Ein Schweizer Fabrikat, das es den Testern in Sachen Design angetan hat. Hinter dem Entwurf steht das Unternehmen Spring, das sich auf Kochgeschirr für die Gastronomie sowie auf den Haushaltsbedarf spezialisiert hat. Trotz planem Boden nähert sich der Wok aufgrund seiner ausgeprägt bauchigen Form und einem außerordentlich gewölbten und nahtlosen Übergang (innen wie außen) Richtung Seitenwand der ursprünglichen Wokgestalt an: Die Seitenwände sind auffallend hochgezogen (neun Zentimeter) und mit einem Schüttrand ausgestattet, das Gewicht im akzeptablen Bereich.

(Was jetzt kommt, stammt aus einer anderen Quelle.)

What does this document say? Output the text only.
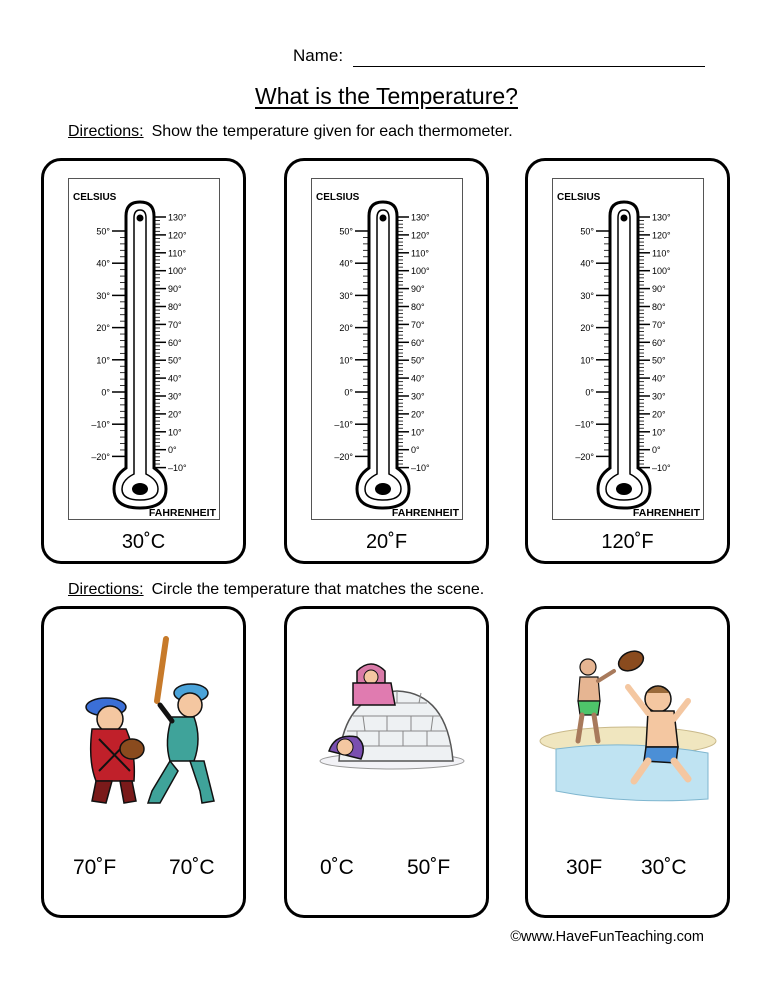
Name:
What is the Temperature?
Directions: Show the temperature given for each thermometer.
CELSIUS
FAHRENHEIT
50°
40°
30°
20°
10°
0°
–10°
–20°
130°
120°
110°
100°
90°
80°
70°
60°
50°
40°
30°
20°
10°
0°
–10°
30˚C
CELSIUS
FAHRENHEIT
50°
40°
30°
20°
10°
0°
–10°
–20°
130°
120°
110°
100°
90°
80°
70°
60°
50°
40°
30°
20°
10°
0°
–10°
20˚F
CELSIUS
FAHRENHEIT
50°
40°
30°
20°
10°
0°
–10°
–20°
130°
120°
110°
100°
90°
80°
70°
60°
50°
40°
30°
20°
10°
0°
–10°
120˚F
Directions: Circle the temperature that matches the scene.
70˚F	70˚C	0˚C	50˚F	30F 30˚C
©www.HaveFunTeaching.com
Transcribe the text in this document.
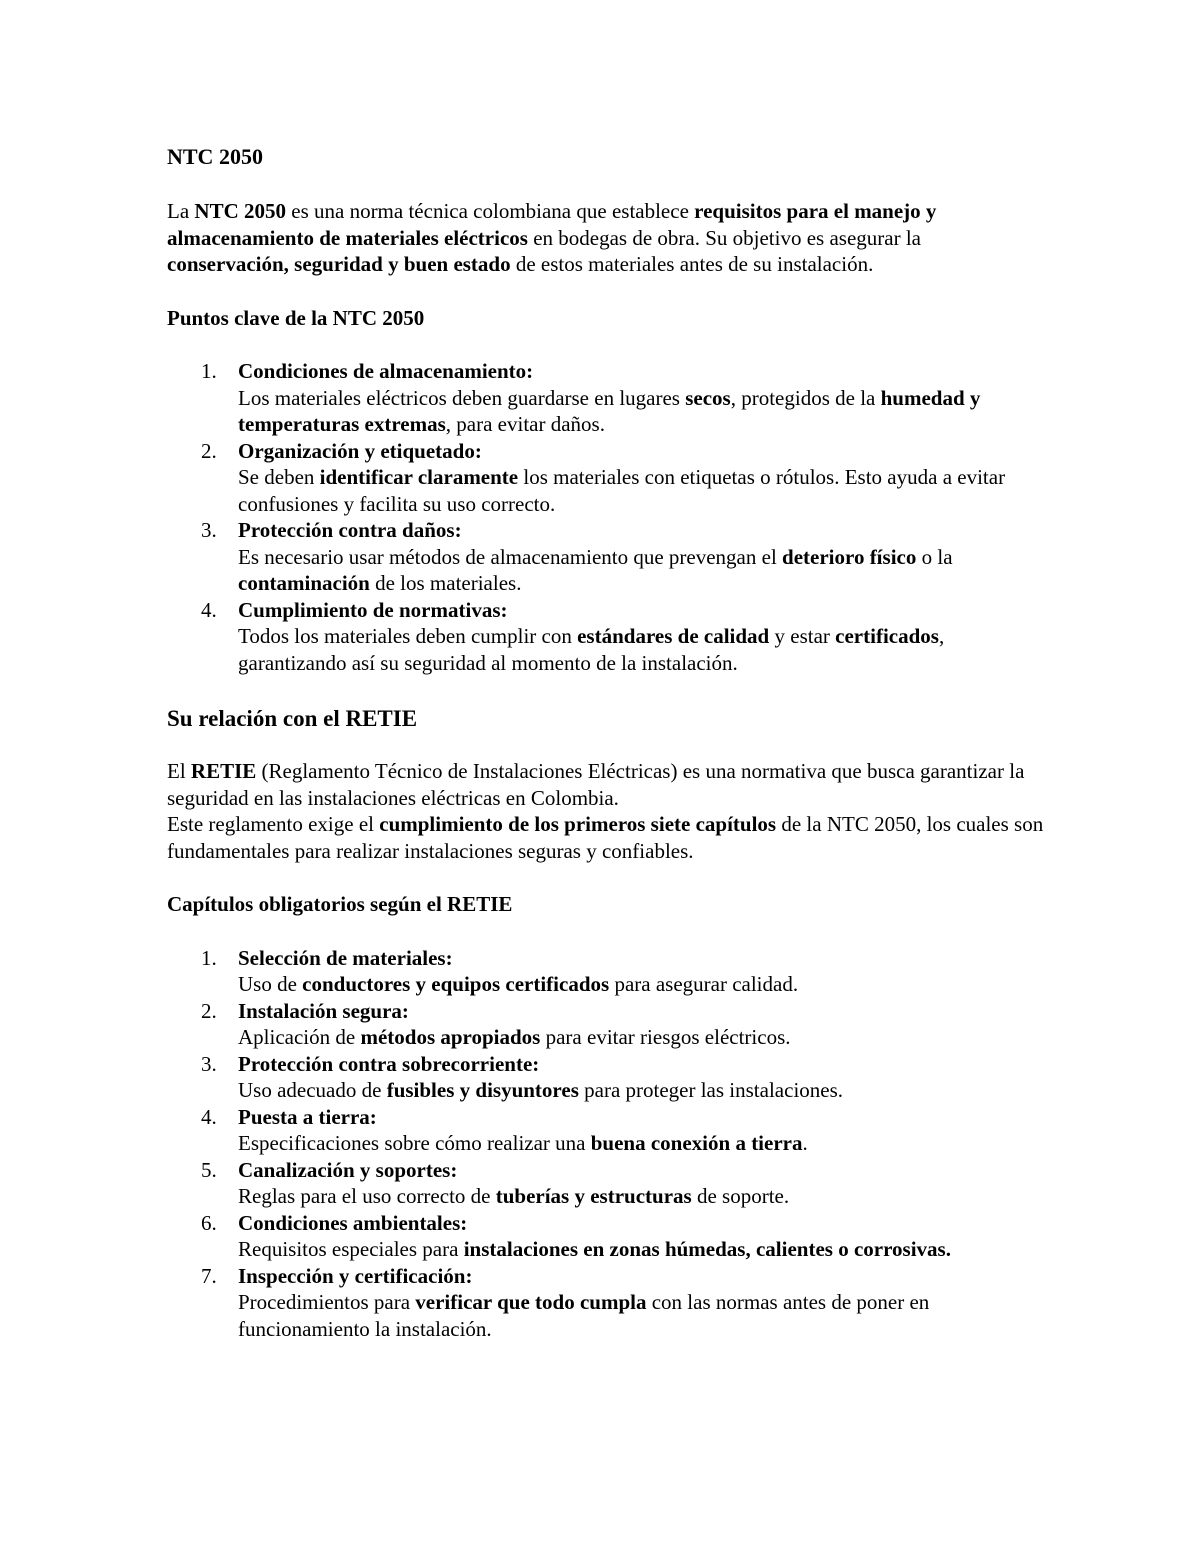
NTC 2050

La NTC 2050 es una norma técnica colombiana que establece requisitos para el manejo y almacenamiento de materiales eléctricos en bodegas de obra. Su objetivo es asegurar la conservación, seguridad y buen estado de estos materiales antes de su instalación.

Puntos clave de la NTC 2050

1. Condiciones de almacenamiento:
Los materiales eléctricos deben guardarse en lugares secos, protegidos de la humedad y temperaturas extremas, para evitar daños.
2. Organización y etiquetado:
Se deben identificar claramente los materiales con etiquetas o rótulos. Esto ayuda a evitar confusiones y facilita su uso correcto.
3. Protección contra daños:
Es necesario usar métodos de almacenamiento que prevengan el deterioro físico o la contaminación de los materiales.
4. Cumplimiento de normativas:
Todos los materiales deben cumplir con estándares de calidad y estar certificados, garantizando así su seguridad al momento de la instalación.
Su relación con el RETIE

El RETIE (Reglamento Técnico de Instalaciones Eléctricas) es una normativa que busca garantizar la seguridad en las instalaciones eléctricas en Colombia.

Este reglamento exige el cumplimiento de los primeros siete capítulos de la NTC 2050, los cuales son fundamentales para realizar instalaciones seguras y confiables.

Capítulos obligatorios según el RETIE

1. Selección de materiales:
Uso de conductores y equipos certificados para asegurar calidad.
2. Instalación segura:
Aplicación de métodos apropiados para evitar riesgos eléctricos.
3. Protección contra sobrecorriente:
Uso adecuado de fusibles y disyuntores para proteger las instalaciones.
4. Puesta a tierra:
Especificaciones sobre cómo realizar una buena conexión a tierra.
5. Canalización y soportes:
Reglas para el uso correcto de tuberías y estructuras de soporte.
6. Condiciones ambientales:
Requisitos especiales para instalaciones en zonas húmedas, calientes o corrosivas.
7. Inspección y certificación:
Procedimientos para verificar que todo cumpla con las normas antes de poner en funcionamiento la instalación.
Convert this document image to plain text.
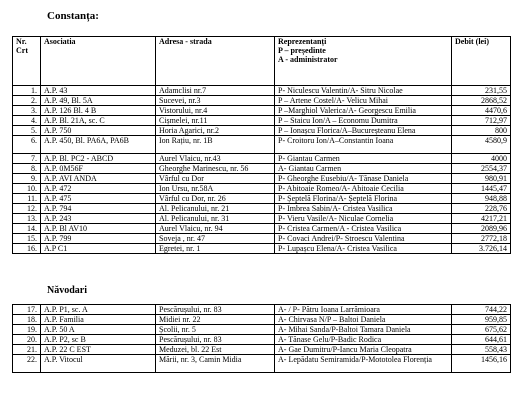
Constanța:
Nr. Crt	Asociatia	Adresa - strada	Reprezentanți
P – președinte
A - administrator	Debit (lei)
1.	A.P. 43	Adamclisi nr.7	P- Niculescu Valentin/A- Sitru Nicolae	231,55
2.	A.P. 49, Bl. 5A	Sucevei, nr.3	P – Artene Costel/A- Velicu Mihai	2868,52
3.	A.P. 126 Bl. 4 B	Vistorului, nr.4	P –Marghiol Valerica/A- Georgescu Emilia	4470,6
4.	A.P. Bl. 21A, sc. C	Cișmelei, nr.11	P – Staicu Ion/A – Economu Dumitra	712,97
5.	A.P. 750	Horia Agarici, nr.2	P – Ionașcu Florica/A–Bucureșteanu Elena	800
6.	A.P. 450, Bl. PA6A, PA6B	Ion Rațiu, nr. 1B	P- Croitoru Ion/A–Constantin Ioana	4580,9
7.	A.P. Bl. PC2 - ABCD	Aurel Vlaicu, nr.43	P- Giantau Carmen	4000
8.	A.P. 0M56F	Gheorghe Marinescu, nr. 56	A- Giantau Carmen	2554,37
9.	A.P. AVI ANDA	Vârful cu Dor	P- Gheorghe Eusebiu/A- Tănase Daniela	980,91
10.	A.P. 472	Ion Ursu, nr.58A	P- Abitoaie Romeo/A- Abitoaie Cecilia	1445,47
11.	A.P. 475	Vârful cu Dor, nr. 26	P- Șeptelă Florina/A- Șeptelă Florina	948,88
12.	A.P. 794	Al. Pelicanului, nr. 21	P- Imbrea Sabin/A- Cristea Vasilica	228,76
13.	A.P. 243	Al. Pelicanului, nr. 31	P- Vieru Vasile/A- Niculae Cornelia	4217,21
14.	A.P. Bl AV10	Aurel Vlaicu, nr. 94	P- Cristea Carmen/A - Cristea Vasilica	2089,96
15.	A.P. 799	Soveja , nr. 47	P- Covaci Andrei/P- Stroescu Valentina	2772,18
16.	A.P C1	Egretei, nr. 1	P- Lupașcu Elena/A- Cristea Vasilica	3.726,14
Năvodari
17.	A.P. P1, sc. A	Pescărușului, nr. 83	A- / P- Pătru Ioana Larrămioara	744,22
18.	A.P. Familia	Midiei nr. 22	A- Chirvasa N/P – Baltoi Daniela	959,85
19.	A.P. 50 A	Școlii, nr. 5	A- Mihai Sanda/P-Baltoi Tamara Daniela	675,62
20.	A.P. P2, sc B	Pescărușului, nr. 83	A- Tănase Gelu/P-Badic Rodica	644,61
21.	A.P. 22 C EST	Meduzei, bl. 22 Est	A- Gae Dumitru/P-Iancu Maria Cleopatra	558,43
22.	A.P. Vitocul	Mării, nr. 3, Camin Midia	A- Lepădatu Semiramida/P-Mototolea Florenția	1456,16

Der überdurchschnittlich lange Stiel ist mit dem Pfannenrand verschweißt und verspricht, sich aufgrund entsprechender Materialwahl (Kaltmetall) nicht zu erhitzen. 28 Zentimeter Durchmesser ergeben eine angenehme (Haushalts-) Größe. 5-schichtiges Material – induktionstauglicher Edelstahl, dreilagiger Aluminiumkern und Edelstahl des Typs 18/1 – sorgt für hohe Hitzebeständigkeit (bis zu 400 Grad) und eignet sich für alle Herdarten. Eine Ceralon-Antihaftversiegelung sorgt dafür, dass man mit Öl sparen kann und trotzdem nichts am Wokboden haften bleibt. Speziell macht das Modell die Möglichkeit, den Wok neu beschichten zu lassen, wodurch die Lebensdauer auf Wunsch verlängert werden kann.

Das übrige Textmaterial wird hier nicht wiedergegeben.